I don’t observe lent and if you look closely at my photo you will see I don’t fast nearly enough. I do wonder what you get out of this tradition? Is it like Luther’s self inflicted pain? Doesn’t this border on discounting the price Christ paid for us. I’m going to fast with you because I believe fasting will change my mind and heart. I don’t believe it changes God.
I think in a lot of ways that fasting is about obedience for me, so it goes right along with what Jesus did on the cross. In many ways for me, it is trying to live like Jesus, and I do think it’s something that one must be called to do or it is simply not eating, or not whatevering. I wouldn’t say it is self-inflicted pain, as I once fasted for a longer duration without eating any food and I didn’t ever really feel hungry. I don’t believe it changes God either, but it changes the way I understand God and can see, hear, and feel God. Generally, when I fast, I replace the times when I would eat with concentrated prayer or spiritual study, so I can focus on God’s presence in my life and the way I am trying to live out God’s will for my life. It certainly isn’t magic, like some of my friends’ have asked in the past, but it is a way for me to really focus on God instead of on myself.

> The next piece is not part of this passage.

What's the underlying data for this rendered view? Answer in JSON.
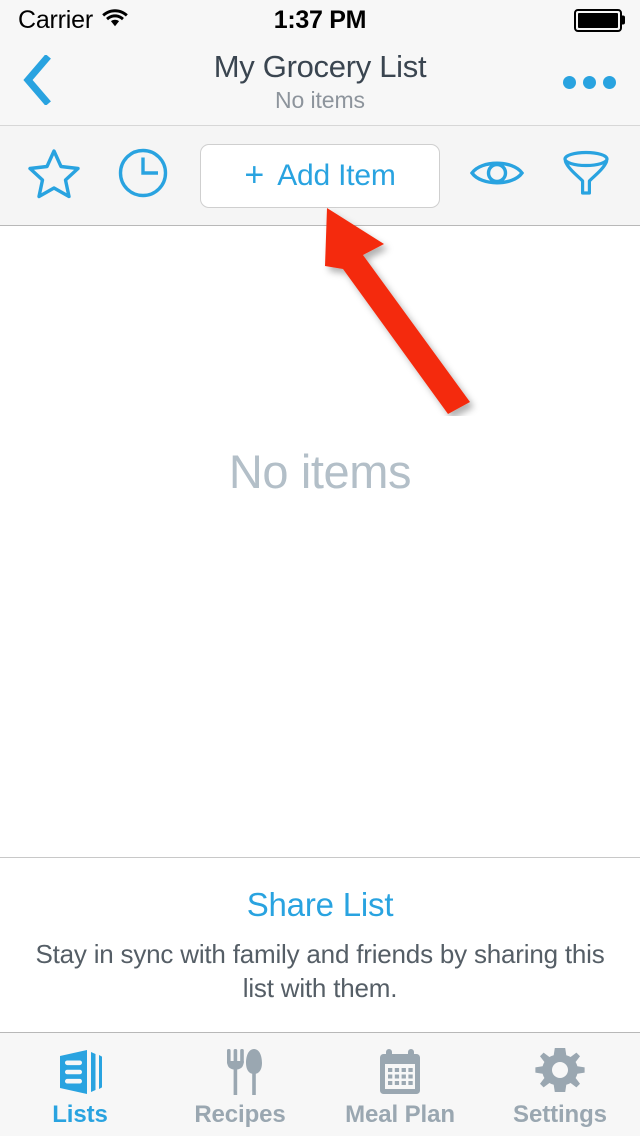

And, I don’t fast much either, because food is my third true love! 🙂
Hey, stop talking about me! “I am too quick to offer my opinions and my advice. Sometimes I sit in conversations waiting to say my piece, not necessarily listening to what the other person is saying, instead formulating my response to what it is I think they’re going to say (or are saying).” Guilty, guilty, guilty. And now for a funny story. Long, long ago, when I was even younger than you are and had three needy little ones and a grumpy husband worried about gaining tenure and losing eyesight, I prayed earnestly for help listening. I wanted desperately to conquer or at least curb my need to talk too much. God answered my prayer, as God so often does, with God’s tongue firmly in cheek. God sent me X, a person who cold-called me the week X and family arrived in the area. This friend–and s/he is a friend, now–got my name from the BSU faculty directory, called me up, and talked for over an hour, during which time I was not able to say much of anything. That’s still how it is 20 years later. We get together and I hear about the kids, the job, the spouse, the ailments. I’ve perfected nodding and smiling, but not really listening. That’s a lot harder. However, God and this friend have together increased my ability and willingness to listen. I’m still not really very good at it. But I am sooooo much better than I was!